Skin thickness can be calculated by the equation shown in Fig. 1.
From magnetic field analysis, induced current in the model can be checked. The loss due to the induced current is used as a heat source for thermal stress analysis. The temperature distribution in and on the gear and deformation of the gear obtained from thermal stress analysis are input as conditions in magnetic field analysis.
Fig. 2 shows the eddy current loss density distribution on a cut surface of a gear tooth tip.

Temperature Distribution

Loss due to induced current acts as a heat source increasing temperature. In thermal stress analysis, the loss obtained from magnetic field analysis is set as an input condition. Since losses concentrate primarily on the tooth tips which are outside the model, this region naturally becomes the region of maximum temperature change. Material magnetization characteristics and temperature characteristics of electrical characteristics are taken into account using an obtained temperature distribution as an input condition for magnetic field analysis.
Fig. 3 shows the temperature distribution on the gear, and Fig. 4 shows the temperature vs. time of a tooth tip. Fig. 4 shows the change in temperature at the tooth width center shown in Fig. 3.

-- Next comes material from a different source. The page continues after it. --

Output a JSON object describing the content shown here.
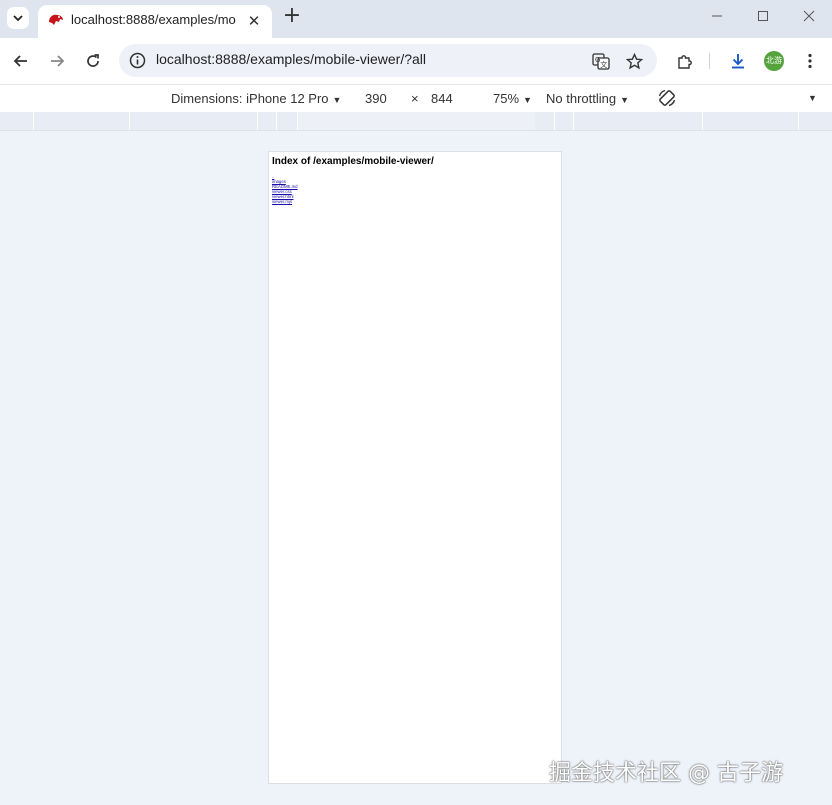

Thermal Stress (Deformation)

The deformation of and temperature distribution on the gear at a 4 sec are shown in Fig. 5, and the deformation of the gear is shown in Fig. 6. The thermal expansion deformation of the model is confirmed at 100 times magnification.
As the gear temperature changes, deformation occurs due to thermal expansion and thermal contraction. During this time, thermal stress is produced due to for example constraints and an uneven temperature distribution. From the figure, it can be seen that the areas of highest temperature expand the most. After heating for 4 sec, the tips are deformed to a maximum of 0.18 mm. Furthermore, the gear is drawn toward the ground by gravity. The influence of gravity on the deformation can also be confirmed.